Speaking at a banking conference last week, Deputy RBA Governor Brad Jones said it remained unclear what purpose a central bank digital currency (CBDC) – effectively the digital equivalent of notes – would serve for Australia.
“In terms of monetary economics, the introduction of a general purpose CBDC would be revolutionary,” said Jones.
“For centuries, physical cash has been the only source of central bank-issued money that households and non-financial businesses have had access to.
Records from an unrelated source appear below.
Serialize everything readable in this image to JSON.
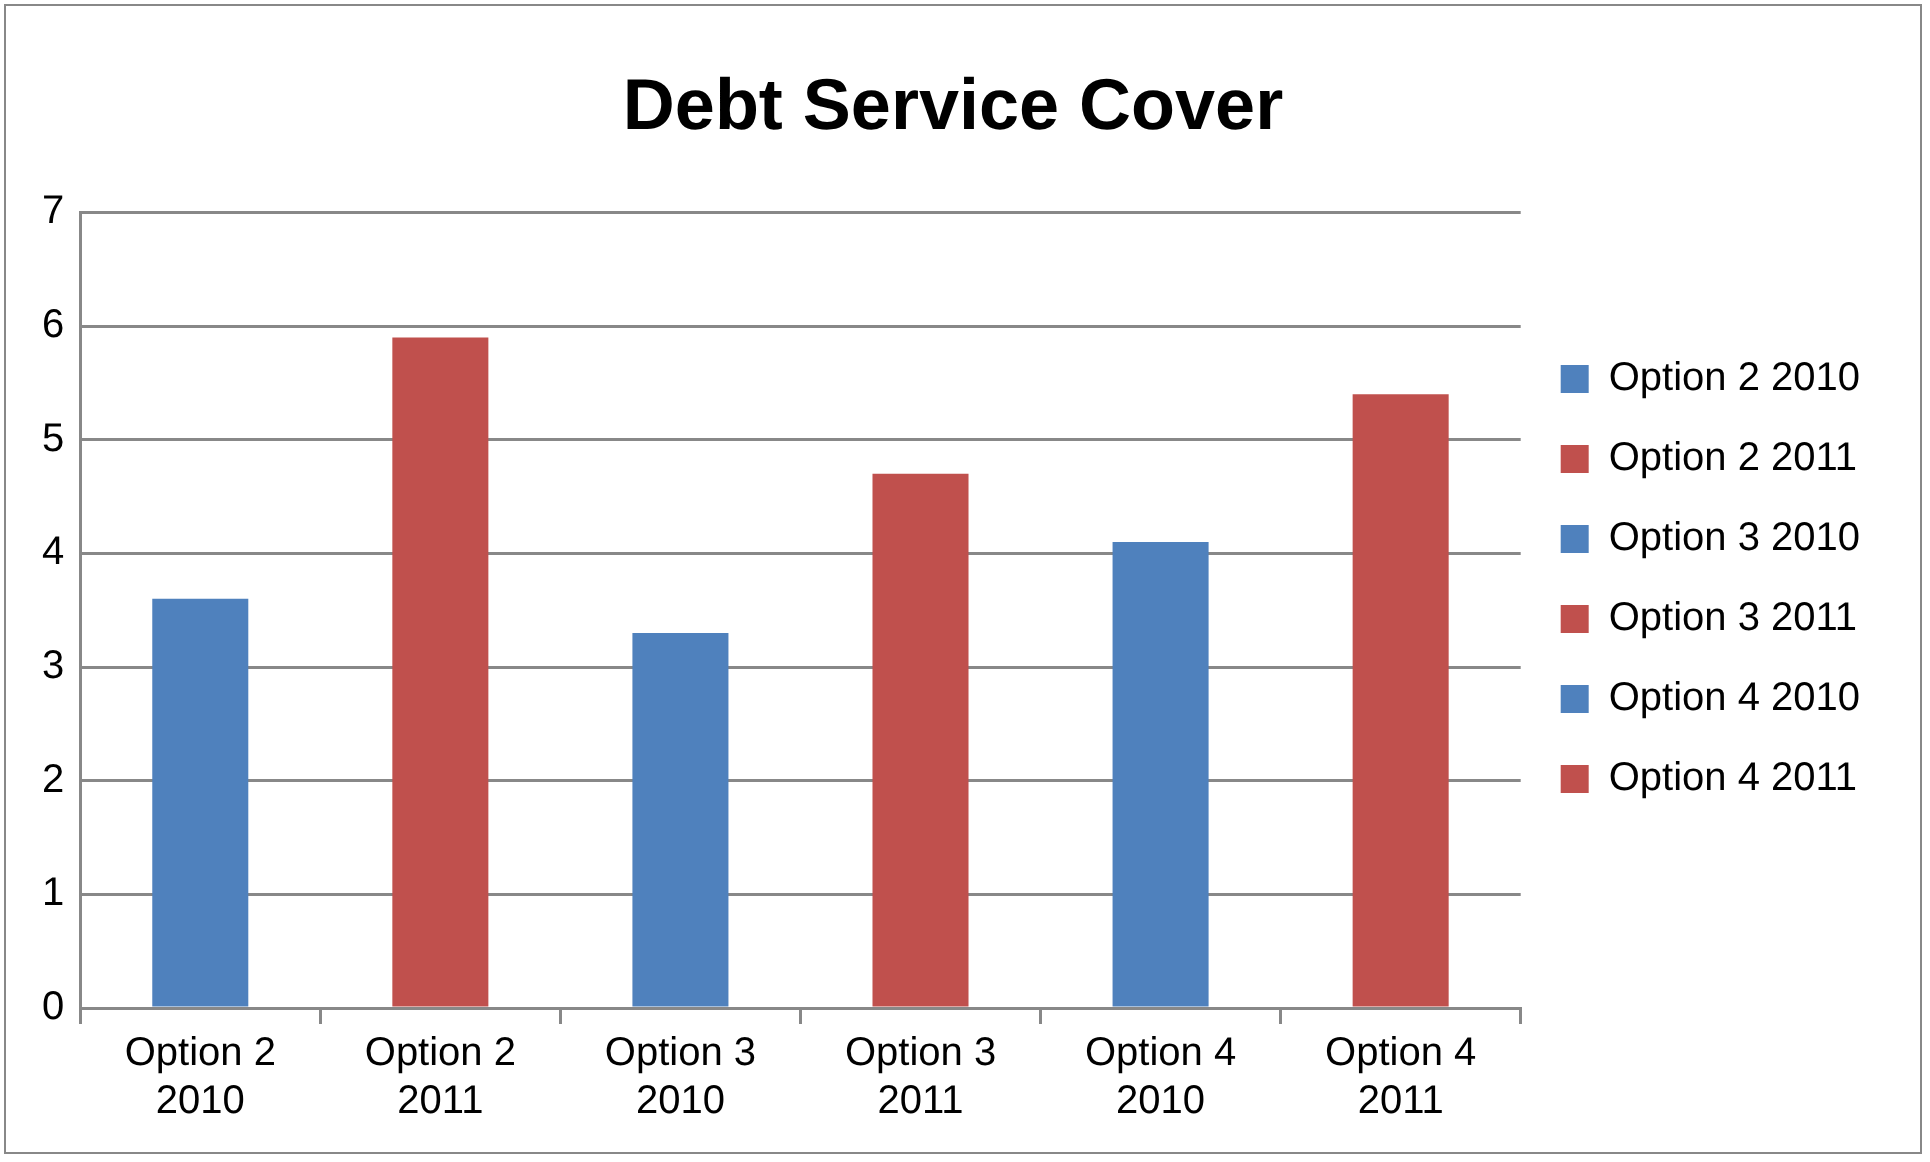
{
  "chart_data": {
    "type": "bar",
    "title": "Debt Service Cover",
    "categories": [
      "Option 2 2010",
      "Option 2 2011",
      "Option 3 2010",
      "Option 3 2011",
      "Option 4 2010",
      "Option 4 2011"
    ],
    "series": [
      {
        "name": "Option 2 2010",
        "color": "#4f81bd",
        "values": [
          3.6,
          null,
          null,
          null,
          null,
          null
        ]
      },
      {
        "name": "Option 2 2011",
        "color": "#c0504d",
        "values": [
          null,
          5.9,
          null,
          null,
          null,
          null
        ]
      },
      {
        "name": "Option 3 2010",
        "color": "#4f81bd",
        "values": [
          null,
          null,
          3.3,
          null,
          null,
          null
        ]
      },
      {
        "name": "Option 3 2011",
        "color": "#c0504d",
        "values": [
          null,
          null,
          null,
          4.7,
          null,
          null
        ]
      },
      {
        "name": "Option 4 2010",
        "color": "#4f81bd",
        "values": [
          null,
          null,
          null,
          null,
          4.1,
          null
        ]
      },
      {
        "name": "Option 4 2011",
        "color": "#c0504d",
        "values": [
          null,
          null,
          null,
          null,
          null,
          5.4
        ]
      }
    ],
    "ylim": [
      0,
      7
    ],
    "yticks": [
      0,
      1,
      2,
      3,
      4,
      5,
      6,
      7
    ],
    "grid": "y",
    "legend": "right"
  }
}
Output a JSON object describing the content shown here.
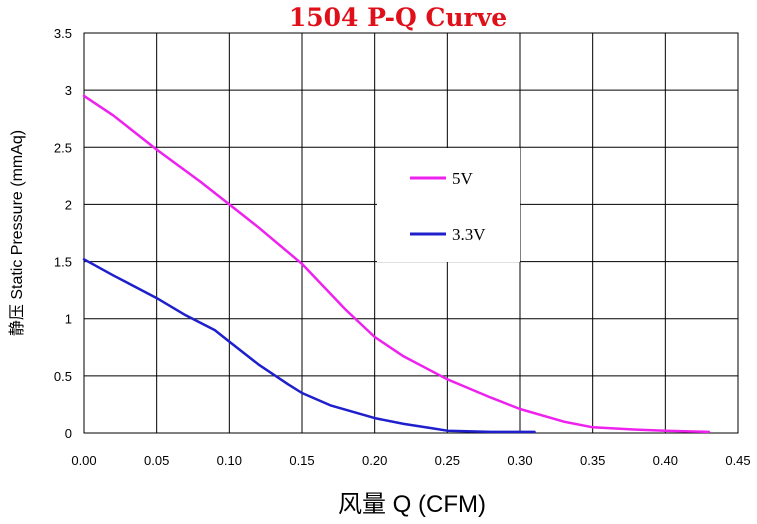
{
  "chart_data": {
    "type": "line",
    "title": "1504 P-Q Curve",
    "title_color": "#e0101a",
    "xlabel": "风量 Q (CFM)",
    "ylabel": "静压 Static Pressure (mmAq)",
    "xlim": [
      0,
      0.45
    ],
    "ylim": [
      0,
      3.5
    ],
    "xticks": [
      "0.00",
      "0.05",
      "0.10",
      "0.15",
      "0.20",
      "0.25",
      "0.30",
      "0.35",
      "0.40",
      "0.45"
    ],
    "yticks": [
      "0",
      "0.5",
      "1",
      "1.5",
      "2",
      "2.5",
      "3",
      "3.5"
    ],
    "grid": true,
    "legend_position": "center-right",
    "series": [
      {
        "name": "5V",
        "color": "#ee22ee",
        "points": [
          [
            0,
            2.95
          ],
          [
            0.02,
            2.78
          ],
          [
            0.05,
            2.48
          ],
          [
            0.08,
            2.2
          ],
          [
            0.1,
            2.0
          ],
          [
            0.12,
            1.8
          ],
          [
            0.15,
            1.48
          ],
          [
            0.18,
            1.08
          ],
          [
            0.2,
            0.84
          ],
          [
            0.22,
            0.67
          ],
          [
            0.25,
            0.47
          ],
          [
            0.28,
            0.31
          ],
          [
            0.3,
            0.21
          ],
          [
            0.33,
            0.1
          ],
          [
            0.35,
            0.05
          ],
          [
            0.38,
            0.03
          ],
          [
            0.4,
            0.02
          ],
          [
            0.43,
            0.01
          ]
        ]
      },
      {
        "name": "3.3V",
        "color": "#1f1fcc",
        "points": [
          [
            0,
            1.52
          ],
          [
            0.02,
            1.38
          ],
          [
            0.05,
            1.18
          ],
          [
            0.07,
            1.03
          ],
          [
            0.09,
            0.9
          ],
          [
            0.1,
            0.8
          ],
          [
            0.12,
            0.6
          ],
          [
            0.14,
            0.43
          ],
          [
            0.15,
            0.35
          ],
          [
            0.17,
            0.24
          ],
          [
            0.2,
            0.13
          ],
          [
            0.22,
            0.08
          ],
          [
            0.24,
            0.04
          ],
          [
            0.25,
            0.02
          ],
          [
            0.28,
            0.01
          ],
          [
            0.31,
            0.01
          ]
        ]
      }
    ]
  }
}
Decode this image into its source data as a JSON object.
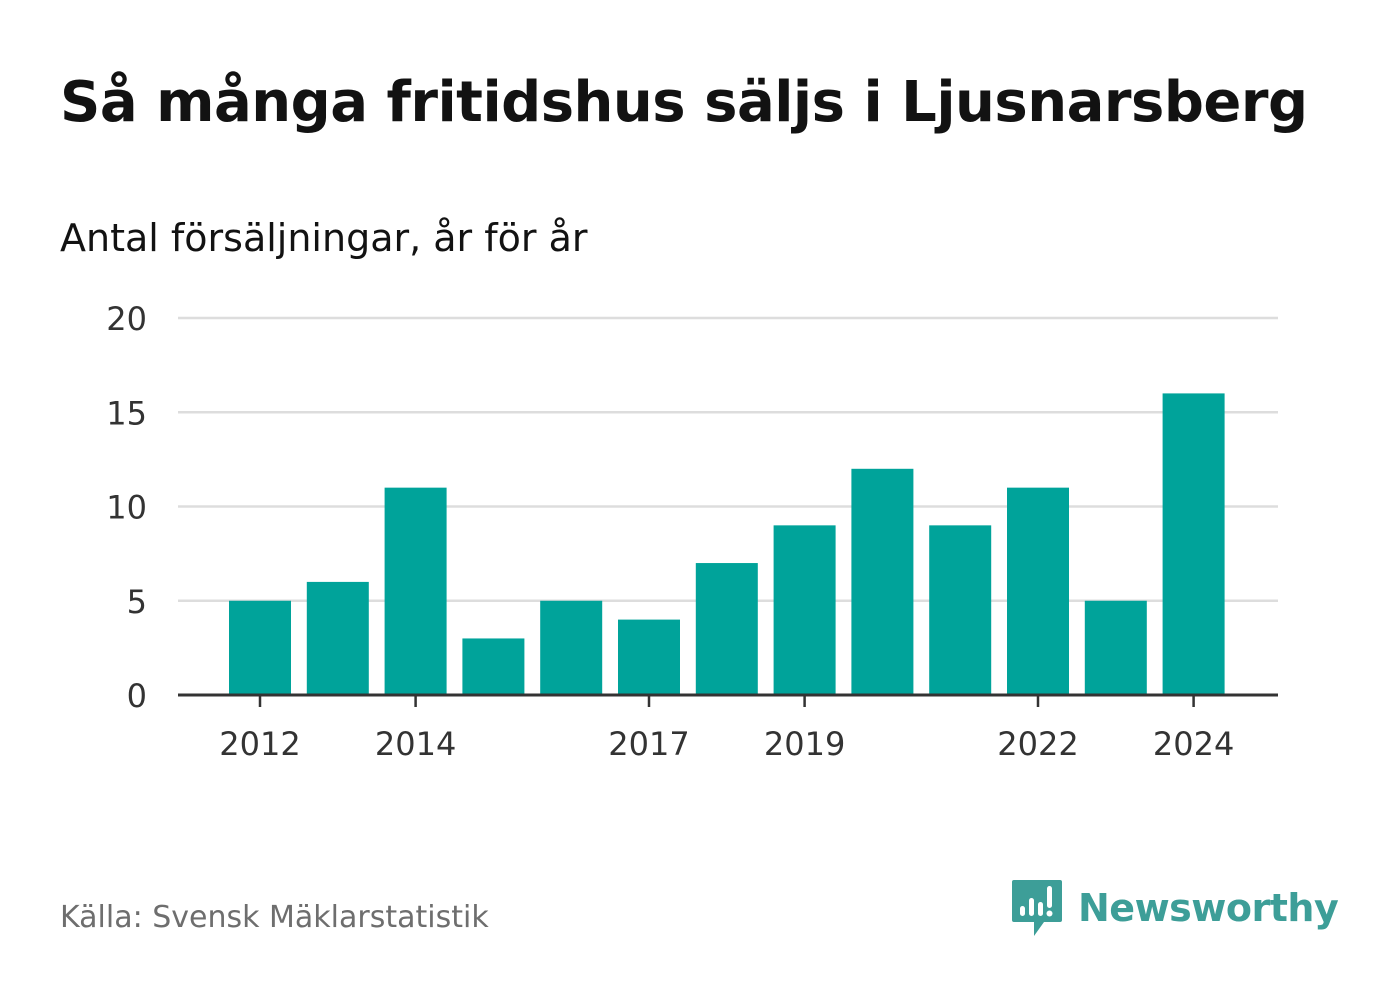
{
  "title": "Så många fritidshus säljs i Ljusnarsberg",
  "subtitle": "Antal försäljningar, år för år",
  "source": "Källa: Svensk Mäklarstatistik",
  "brand": {
    "name": "Newsworthy",
    "color": "#3d9e98",
    "icon": "newsworthy-chart-bubble-icon"
  },
  "chart_data": {
    "type": "bar",
    "title": "",
    "xlabel": "",
    "ylabel": "",
    "categories": [
      "2012",
      "2013",
      "2014",
      "2015",
      "2016",
      "2017",
      "2018",
      "2019",
      "2020",
      "2021",
      "2022",
      "2023",
      "2024"
    ],
    "values": [
      5,
      6,
      11,
      3,
      5,
      4,
      7,
      9,
      12,
      9,
      11,
      5,
      16
    ],
    "x_tick_labels": [
      "2012",
      "2014",
      "2017",
      "2019",
      "2022",
      "2024"
    ],
    "y_ticks": [
      0,
      5,
      10,
      15,
      20
    ],
    "ylim": [
      0,
      20
    ],
    "grid": true,
    "bar_color": "#00a39a"
  }
}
Before crossing this Rubicon, a strong case of public interest should emerge first.
“On balance, we have yet to see that case made in Australia.”
A general purpose, or “retail,” CBDC would act as a standalone digital equivalent of notes that, like cash, could be held without interest and used to purchase goods and services.
The concept has become well known as the popularity of cryptocurrencies has grown, with countries including China testing their own CBDC.
Nigeria, on the other hand, has fully adopted a CBDC and is now restricting ATM withdrawals to push the country’s population to use its own digital currency.
Experts have warned that a retail CBDC at least fundamental restructuring the way our economy works by allowing ordinary Australians to completely bypass the banks.
Revolution in digital currency
Here’s the revolutionary part: a general purpose CBDC could make central banks like the RBA the intermediaries between people within an economy, rather than banks and payment platforms.
In his speech last week, Jones presented two extreme versions of currency in the future: one in which the RBA steps in with a CBDC and “displaces” other forms of money, vastly increasing the power of the central bank in the process; and another in which alternative forms of money – such as cryptocurrencies – proliferate as people grow more distrustful of traditional institutions and the current monetary system cannot keep up with the pace of change.
Jones also warned of currency substitution where locals stop using their own currency in favor of “a stablecoin or foreign CBDC”, which would “complicate conducting monetary policy and ensuring financial stability”.
A CBDC could prevent this scenario, but again, the RBA doesn’t think it’s a likely problem in Australia.
Currency substitution was a very real concern when Facebook announced this ill-fated cryptocurrency project Libra.
Facebook tried to use its massive user base to bypass traditional payment systems until regulators around the world stepped in to help knock it back down.
Libra was reportedly intended to solve some of the problems that Jones and the RBA recognize a CBDC could solve, namely a lack of access to banks and financial institutions, which are not problems Australians have.
“In Australia, a very small proportion of households do not have access to banking and payment services, and it is not clear how a CBDC would bring them into the fold,” said Jones.
He concluded by suggesting that the RBA will facilitate a “more evolutionary than revolutionary” approach to digital currencies.
More than 140 entries have been submitted for the RBA’s CBDC pilot program which will begin in earnest next year.